Yes, you will burn in hell for using any old kludge that gets results 
(by accident) instead of reading the manual to find a principled solution:

"""
lineterminator
The string used to terminate lines in the CSV file. It defaults to '\r\n'.
"""

In the case of a Mac CSV file, '\r' is probably required.

You will burn in hell for asking questions w/o supplying sufficient 
information, like (a) repr(first few lines of your Mac CSV file) (b) 
what was the result from the csv module ("didn't work" doesn't cut it).

> 
> What was the odd bit of sense?  I know you end console input by typing
> ctrl-Z, but I thought it was just like Unix ctrl-D which ends the input
> but doesn't actually insert that character.
> 

Pace timbot, the "ancient Windows behavior" was inherited via MS-DOS 
from CP/M. Sectors on disk were 128 bytes. File sizes were recorded as 
numbers of sectors, not numbers of bytes.

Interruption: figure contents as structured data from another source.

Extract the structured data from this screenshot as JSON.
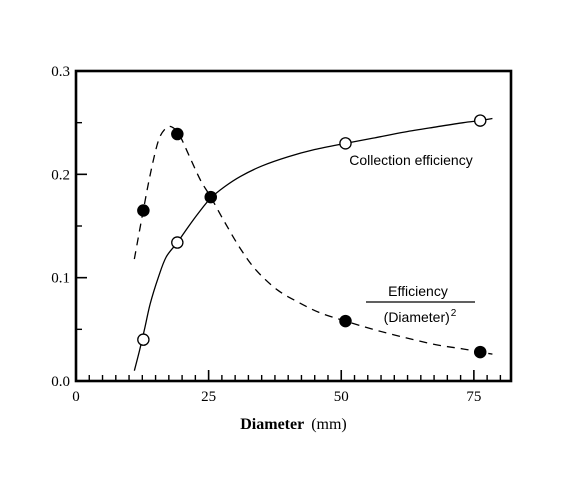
{
  "chart_data": {
    "type": "line",
    "xlabel": {
      "bold": "Diameter",
      "unit": "(mm)"
    },
    "xlim": [
      0,
      82
    ],
    "ylim": [
      0,
      0.3
    ],
    "xticks": [
      0,
      25,
      50,
      75
    ],
    "xtick_labels": [
      "0",
      "25",
      "50",
      "75"
    ],
    "yticks": [
      0,
      0.1,
      0.2,
      0.3
    ],
    "ytick_labels": [
      "0.0",
      "0.1",
      "0.2",
      "0.3"
    ],
    "x_minor_step": 2.5,
    "y_minor_step": 0.05,
    "grid": false,
    "series": [
      {
        "marker": "open-circle",
        "line": "solid",
        "points": [
          {
            "x": 12.7,
            "y": 0.04
          },
          {
            "x": 19.1,
            "y": 0.134
          },
          {
            "x": 50.8,
            "y": 0.23
          },
          {
            "x": 76.2,
            "y": 0.252
          }
        ],
        "curve": [
          [
            11,
            0.01
          ],
          [
            12,
            0.03
          ],
          [
            13,
            0.052
          ],
          [
            14,
            0.075
          ],
          [
            15.5,
            0.1
          ],
          [
            17,
            0.12
          ],
          [
            19.1,
            0.134
          ],
          [
            21,
            0.148
          ],
          [
            23,
            0.162
          ],
          [
            25.4,
            0.177
          ],
          [
            28,
            0.188
          ],
          [
            31,
            0.198
          ],
          [
            35,
            0.208
          ],
          [
            40,
            0.217
          ],
          [
            45,
            0.224
          ],
          [
            50.8,
            0.23
          ],
          [
            56,
            0.235
          ],
          [
            62,
            0.241
          ],
          [
            68,
            0.246
          ],
          [
            73,
            0.25
          ],
          [
            76.2,
            0.252
          ],
          [
            78.5,
            0.254
          ]
        ]
      },
      {
        "marker": "filled-circle",
        "line": "dashed",
        "points": [
          {
            "x": 12.7,
            "y": 0.165
          },
          {
            "x": 19.1,
            "y": 0.239
          },
          {
            "x": 25.4,
            "y": 0.178
          },
          {
            "x": 50.8,
            "y": 0.058
          },
          {
            "x": 76.2,
            "y": 0.028
          }
        ],
        "curve": [
          [
            11,
            0.118
          ],
          [
            12.5,
            0.16
          ],
          [
            14,
            0.2
          ],
          [
            15.5,
            0.232
          ],
          [
            16.8,
            0.244
          ],
          [
            18,
            0.246
          ],
          [
            19.5,
            0.238
          ],
          [
            21.5,
            0.216
          ],
          [
            23.5,
            0.194
          ],
          [
            25.4,
            0.178
          ],
          [
            28,
            0.154
          ],
          [
            31,
            0.128
          ],
          [
            34,
            0.107
          ],
          [
            38,
            0.088
          ],
          [
            42,
            0.076
          ],
          [
            46,
            0.066
          ],
          [
            50.8,
            0.058
          ],
          [
            56,
            0.05
          ],
          [
            62,
            0.042
          ],
          [
            68,
            0.035
          ],
          [
            73,
            0.031
          ],
          [
            76.2,
            0.028
          ],
          [
            78.5,
            0.026
          ]
        ]
      }
    ],
    "annotations": {
      "collection": "Collection efficiency",
      "ratio_numerator": "Efficiency",
      "ratio_denominator": "(Diameter)",
      "ratio_exponent": "2"
    }
  }
}
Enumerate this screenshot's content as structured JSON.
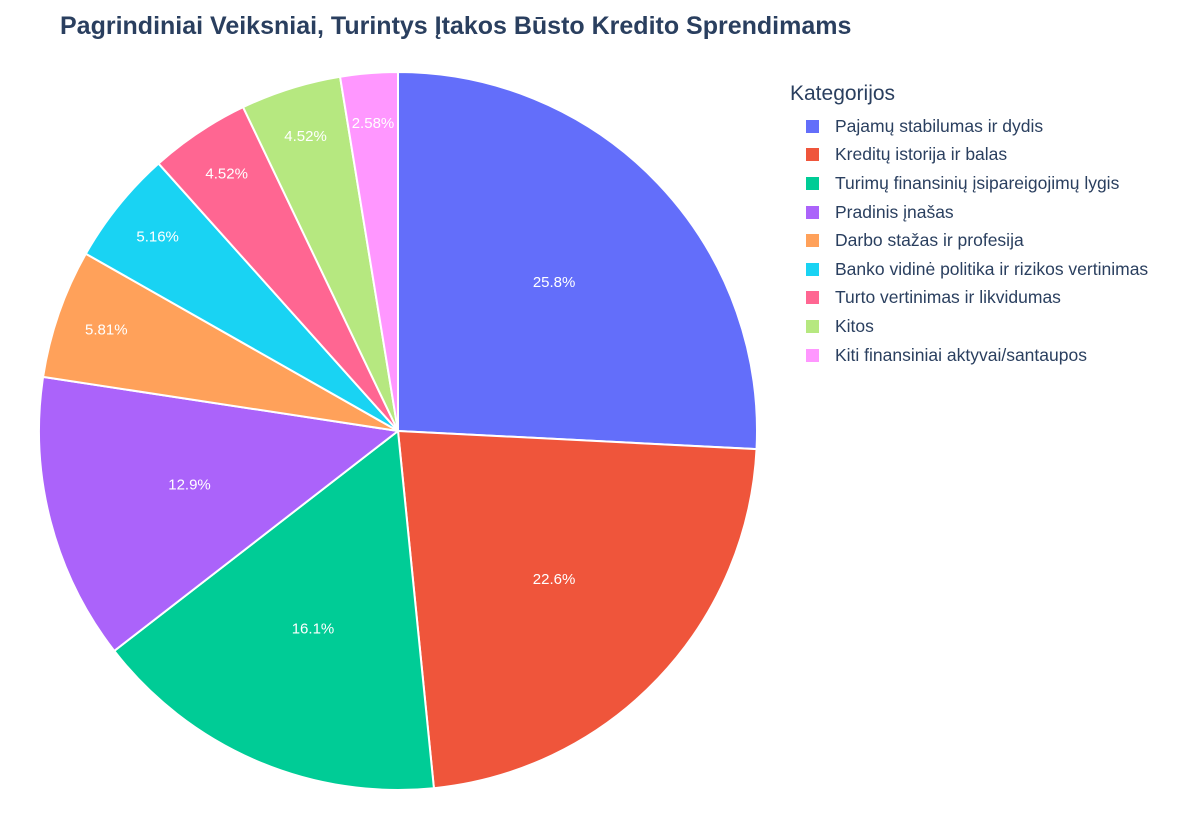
{
  "chart_data": {
    "type": "pie",
    "title": "Pagrindiniai Veiksniai, Turintys Įtakos Būsto Kredito Sprendimams",
    "legend_title": "Kategorijos",
    "legend_position": "right",
    "direction": "clockwise",
    "start": "top",
    "slices": [
      {
        "label": "Pajamų stabilumas ir dydis",
        "value": 25.8,
        "text": "25.8%",
        "color": "#636efa"
      },
      {
        "label": "Kreditų istorija ir balas",
        "value": 22.6,
        "text": "22.6%",
        "color": "#ef553b"
      },
      {
        "label": "Turimų finansinių įsipareigojimų lygis",
        "value": 16.1,
        "text": "16.1%",
        "color": "#00cc96"
      },
      {
        "label": "Pradinis įnašas",
        "value": 12.9,
        "text": "12.9%",
        "color": "#ab63fa"
      },
      {
        "label": "Darbo stažas ir profesija",
        "value": 5.81,
        "text": "5.81%",
        "color": "#ffa15a"
      },
      {
        "label": "Banko vidinė politika ir rizikos vertinimas",
        "value": 5.16,
        "text": "5.16%",
        "color": "#19d3f3"
      },
      {
        "label": "Turto vertinimas ir likvidumas",
        "value": 4.52,
        "text": "4.52%",
        "color": "#ff6692"
      },
      {
        "label": "Kitos",
        "value": 4.52,
        "text": "4.52%",
        "color": "#b6e880"
      },
      {
        "label": "Kiti finansiniai aktyvai/santaupos",
        "value": 2.58,
        "text": "2.58%",
        "color": "#ff97ff"
      }
    ]
  }
}
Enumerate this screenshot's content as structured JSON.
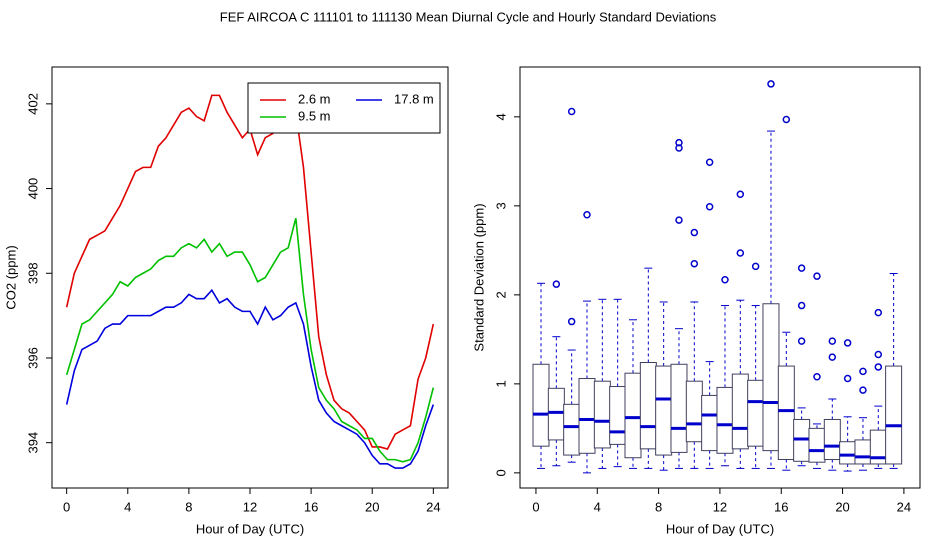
{
  "title": "FEF   AIRCOA C   111101 to 111130   Mean Diurnal Cycle and Hourly Standard Deviations",
  "chart_data": [
    {
      "type": "line",
      "xlabel": "Hour of Day (UTC)",
      "ylabel": "CO2 (ppm)",
      "xlim": [
        -0.96,
        24.96
      ],
      "ylim": [
        392.93,
        402.87
      ],
      "xticks": [
        0,
        4,
        8,
        12,
        16,
        20,
        24
      ],
      "yticks": [
        394,
        396,
        398,
        400,
        402
      ],
      "legend": "topright",
      "x": [
        0,
        0.5,
        1,
        1.5,
        2,
        2.5,
        3,
        3.5,
        4,
        4.5,
        5,
        5.5,
        6,
        6.5,
        7,
        7.5,
        8,
        8.5,
        9,
        9.5,
        10,
        10.5,
        11,
        11.5,
        12,
        12.5,
        13,
        13.5,
        14,
        14.5,
        15,
        15.5,
        16,
        16.5,
        17,
        17.5,
        18,
        18.5,
        19,
        19.5,
        20,
        20.5,
        21,
        21.5,
        22,
        22.5,
        23,
        23.5,
        24
      ],
      "series": [
        {
          "name": "2.6 m",
          "color": "#e00000",
          "values": [
            397.2,
            398.0,
            398.4,
            398.8,
            398.9,
            399.0,
            399.3,
            399.6,
            400.0,
            400.4,
            400.5,
            400.5,
            401.0,
            401.2,
            401.5,
            401.8,
            401.9,
            401.7,
            401.6,
            402.2,
            402.2,
            401.8,
            401.5,
            401.2,
            401.4,
            400.8,
            401.2,
            401.3,
            401.8,
            402.0,
            401.8,
            400.5,
            398.5,
            396.5,
            395.6,
            395.0,
            394.8,
            394.7,
            394.5,
            394.3,
            393.9,
            393.9,
            393.85,
            394.2,
            394.3,
            394.4,
            395.5,
            396.0,
            396.8
          ]
        },
        {
          "name": "9.5 m",
          "color": "#00c000",
          "values": [
            395.6,
            396.2,
            396.8,
            396.9,
            397.1,
            397.3,
            397.5,
            397.8,
            397.7,
            397.9,
            398.0,
            398.1,
            398.3,
            398.4,
            398.4,
            398.6,
            398.7,
            398.6,
            398.8,
            398.5,
            398.7,
            398.4,
            398.5,
            398.5,
            398.2,
            397.8,
            397.9,
            398.2,
            398.5,
            398.6,
            399.3,
            397.5,
            396.2,
            395.3,
            395.0,
            394.8,
            394.5,
            394.4,
            394.3,
            394.1,
            394.1,
            393.8,
            393.6,
            393.6,
            393.55,
            393.6,
            394.0,
            394.6,
            395.3
          ]
        },
        {
          "name": "17.8 m",
          "color": "#0000dd",
          "values": [
            394.9,
            395.7,
            396.2,
            396.3,
            396.4,
            396.7,
            396.8,
            396.8,
            397.0,
            397.0,
            397.0,
            397.0,
            397.1,
            397.2,
            397.2,
            397.3,
            397.5,
            397.4,
            397.4,
            397.6,
            397.3,
            397.4,
            397.2,
            397.1,
            397.1,
            396.8,
            397.2,
            396.9,
            397.0,
            397.2,
            397.3,
            396.8,
            395.8,
            395.0,
            394.7,
            394.5,
            394.4,
            394.3,
            394.2,
            394.0,
            393.7,
            393.5,
            393.5,
            393.4,
            393.4,
            393.5,
            393.8,
            394.4,
            394.9
          ]
        }
      ]
    },
    {
      "type": "box",
      "xlabel": "Hour of Day (UTC)",
      "ylabel": "Standard Deviation (ppm)",
      "xlim": [
        -1.04,
        25.05
      ],
      "ylim": [
        -0.17,
        4.56
      ],
      "xticks": [
        0,
        4,
        8,
        12,
        16,
        20,
        24
      ],
      "yticks": [
        0,
        1,
        2,
        3,
        4
      ],
      "color": "#0000cc",
      "box_color": "#404060",
      "boxes": [
        {
          "x": 0.33,
          "whislo": 0.05,
          "q1": 0.3,
          "med": 0.66,
          "q3": 1.22,
          "whishi": 2.13,
          "fliers": []
        },
        {
          "x": 1.33,
          "whislo": 0.08,
          "q1": 0.37,
          "med": 0.68,
          "q3": 0.95,
          "whishi": 1.53,
          "fliers": [
            2.12
          ]
        },
        {
          "x": 2.33,
          "whislo": 0.12,
          "q1": 0.2,
          "med": 0.52,
          "q3": 0.77,
          "whishi": 1.38,
          "fliers": [
            1.7,
            4.06
          ]
        },
        {
          "x": 3.33,
          "whislo": 0.0,
          "q1": 0.22,
          "med": 0.6,
          "q3": 1.06,
          "whishi": 1.93,
          "fliers": [
            2.9
          ]
        },
        {
          "x": 4.33,
          "whislo": 0.05,
          "q1": 0.28,
          "med": 0.58,
          "q3": 1.03,
          "whishi": 1.95,
          "fliers": []
        },
        {
          "x": 5.33,
          "whislo": 0.07,
          "q1": 0.32,
          "med": 0.46,
          "q3": 0.97,
          "whishi": 1.95,
          "fliers": []
        },
        {
          "x": 6.33,
          "whislo": 0.05,
          "q1": 0.17,
          "med": 0.62,
          "q3": 1.12,
          "whishi": 1.72,
          "fliers": []
        },
        {
          "x": 7.33,
          "whislo": 0.05,
          "q1": 0.27,
          "med": 0.52,
          "q3": 1.24,
          "whishi": 2.3,
          "fliers": []
        },
        {
          "x": 8.33,
          "whislo": 0.03,
          "q1": 0.2,
          "med": 0.83,
          "q3": 1.2,
          "whishi": 1.92,
          "fliers": []
        },
        {
          "x": 9.33,
          "whislo": 0.05,
          "q1": 0.23,
          "med": 0.5,
          "q3": 1.22,
          "whishi": 1.62,
          "fliers": [
            2.84,
            3.65,
            3.71
          ]
        },
        {
          "x": 10.33,
          "whislo": 0.05,
          "q1": 0.35,
          "med": 0.55,
          "q3": 1.03,
          "whishi": 1.92,
          "fliers": [
            2.35,
            2.7
          ]
        },
        {
          "x": 11.33,
          "whislo": 0.05,
          "q1": 0.25,
          "med": 0.65,
          "q3": 0.87,
          "whishi": 1.25,
          "fliers": [
            2.99,
            3.49
          ]
        },
        {
          "x": 12.33,
          "whislo": 0.08,
          "q1": 0.22,
          "med": 0.54,
          "q3": 0.96,
          "whishi": 1.88,
          "fliers": [
            2.17
          ]
        },
        {
          "x": 13.33,
          "whislo": 0.05,
          "q1": 0.27,
          "med": 0.5,
          "q3": 1.11,
          "whishi": 1.94,
          "fliers": [
            2.47,
            3.13
          ]
        },
        {
          "x": 14.33,
          "whislo": 0.05,
          "q1": 0.3,
          "med": 0.8,
          "q3": 1.04,
          "whishi": 1.88,
          "fliers": [
            2.32
          ]
        },
        {
          "x": 15.33,
          "whislo": 0.05,
          "q1": 0.25,
          "med": 0.79,
          "q3": 1.9,
          "whishi": 3.84,
          "fliers": [
            4.37
          ]
        },
        {
          "x": 16.33,
          "whislo": 0.03,
          "q1": 0.15,
          "med": 0.7,
          "q3": 1.2,
          "whishi": 1.58,
          "fliers": [
            3.97
          ]
        },
        {
          "x": 17.33,
          "whislo": 0.08,
          "q1": 0.13,
          "med": 0.38,
          "q3": 0.6,
          "whishi": 0.73,
          "fliers": [
            1.48,
            1.88,
            2.3
          ]
        },
        {
          "x": 18.33,
          "whislo": 0.05,
          "q1": 0.12,
          "med": 0.25,
          "q3": 0.5,
          "whishi": 0.55,
          "fliers": [
            1.08,
            2.21
          ]
        },
        {
          "x": 19.33,
          "whislo": 0.03,
          "q1": 0.15,
          "med": 0.3,
          "q3": 0.6,
          "whishi": 0.83,
          "fliers": [
            1.3,
            1.48
          ]
        },
        {
          "x": 20.33,
          "whislo": 0.02,
          "q1": 0.1,
          "med": 0.2,
          "q3": 0.35,
          "whishi": 0.63,
          "fliers": [
            1.06,
            1.46
          ]
        },
        {
          "x": 21.33,
          "whislo": 0.03,
          "q1": 0.1,
          "med": 0.18,
          "q3": 0.37,
          "whishi": 0.62,
          "fliers": [
            0.93,
            1.14
          ]
        },
        {
          "x": 22.33,
          "whislo": 0.05,
          "q1": 0.1,
          "med": 0.17,
          "q3": 0.48,
          "whishi": 0.75,
          "fliers": [
            1.19,
            1.33,
            1.8
          ]
        },
        {
          "x": 23.33,
          "whislo": 0.05,
          "q1": 0.1,
          "med": 0.53,
          "q3": 1.2,
          "whishi": 2.24,
          "fliers": []
        }
      ]
    }
  ]
}
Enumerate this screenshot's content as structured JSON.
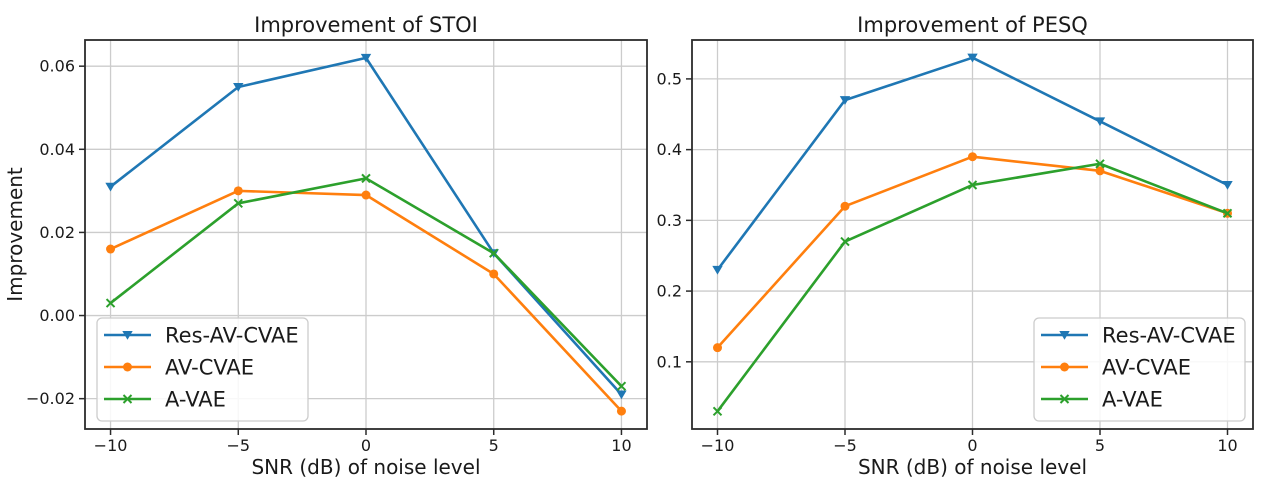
{
  "style": {
    "background": "#ffffff",
    "grid_color": "#cccccc",
    "spine_color": "#2b2b2b",
    "text_color": "#1a1a1a",
    "legend_border": "#cccccc",
    "legend_bg": "#ffffff",
    "series_colors": {
      "blue": "#1f77b4",
      "orange": "#ff7f0e",
      "green": "#2ca02c"
    }
  },
  "chart_data": [
    {
      "type": "line",
      "title": "Improvement of STOI",
      "xlabel": "SNR (dB) of noise level",
      "ylabel": "Improvement",
      "x": [
        -10,
        -5,
        0,
        5,
        10
      ],
      "xlim": [
        -11,
        11
      ],
      "ylim": [
        -0.0273,
        0.0663
      ],
      "grid": true,
      "legend_position": "lower-left",
      "xticks": [
        {
          "v": -10,
          "label": "−10"
        },
        {
          "v": -5,
          "label": "−5"
        },
        {
          "v": 0,
          "label": "0"
        },
        {
          "v": 5,
          "label": "5"
        },
        {
          "v": 10,
          "label": "10"
        }
      ],
      "yticks": [
        {
          "v": -0.02,
          "label": "−0.02"
        },
        {
          "v": 0.0,
          "label": "0.00"
        },
        {
          "v": 0.02,
          "label": "0.02"
        },
        {
          "v": 0.04,
          "label": "0.04"
        },
        {
          "v": 0.06,
          "label": "0.06"
        }
      ],
      "series": [
        {
          "name": "Res-AV-CVAE",
          "color": "#1f77b4",
          "marker": "triangle-down",
          "values": [
            0.031,
            0.055,
            0.062,
            0.015,
            -0.019
          ]
        },
        {
          "name": "AV-CVAE",
          "color": "#ff7f0e",
          "marker": "circle",
          "values": [
            0.016,
            0.03,
            0.029,
            0.01,
            -0.023
          ]
        },
        {
          "name": "A-VAE",
          "color": "#2ca02c",
          "marker": "x",
          "values": [
            0.003,
            0.027,
            0.033,
            0.015,
            -0.017
          ]
        }
      ]
    },
    {
      "type": "line",
      "title": "Improvement of PESQ",
      "xlabel": "SNR (dB) of noise level",
      "ylabel": "",
      "x": [
        -10,
        -5,
        0,
        5,
        10
      ],
      "xlim": [
        -11,
        11
      ],
      "ylim": [
        0.005,
        0.555
      ],
      "grid": true,
      "legend_position": "lower-right",
      "xticks": [
        {
          "v": -10,
          "label": "−10"
        },
        {
          "v": -5,
          "label": "−5"
        },
        {
          "v": 0,
          "label": "0"
        },
        {
          "v": 5,
          "label": "5"
        },
        {
          "v": 10,
          "label": "10"
        }
      ],
      "yticks": [
        {
          "v": 0.1,
          "label": "0.1"
        },
        {
          "v": 0.2,
          "label": "0.2"
        },
        {
          "v": 0.3,
          "label": "0.3"
        },
        {
          "v": 0.4,
          "label": "0.4"
        },
        {
          "v": 0.5,
          "label": "0.5"
        }
      ],
      "series": [
        {
          "name": "Res-AV-CVAE",
          "color": "#1f77b4",
          "marker": "triangle-down",
          "values": [
            0.23,
            0.47,
            0.53,
            0.44,
            0.35
          ]
        },
        {
          "name": "AV-CVAE",
          "color": "#ff7f0e",
          "marker": "circle",
          "values": [
            0.12,
            0.32,
            0.39,
            0.37,
            0.31
          ]
        },
        {
          "name": "A-VAE",
          "color": "#2ca02c",
          "marker": "x",
          "values": [
            0.03,
            0.27,
            0.35,
            0.38,
            0.31
          ]
        }
      ]
    }
  ]
}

The convention was that the 
end of a text file was indicated by ^Z.

You are correct, modern software shouldn't and usually doesn't 
gratuitously write ^Z to files, but there is is some software out there 
that still does, hence the preservation of the convention on reading.

More importantly for CSV files, the data may contain *embedded* CRs and 
LFs that the users had in their spreadsheet file. Reading that with "r" 
or "rU" will certainly result in "didn't work".

HTH,
John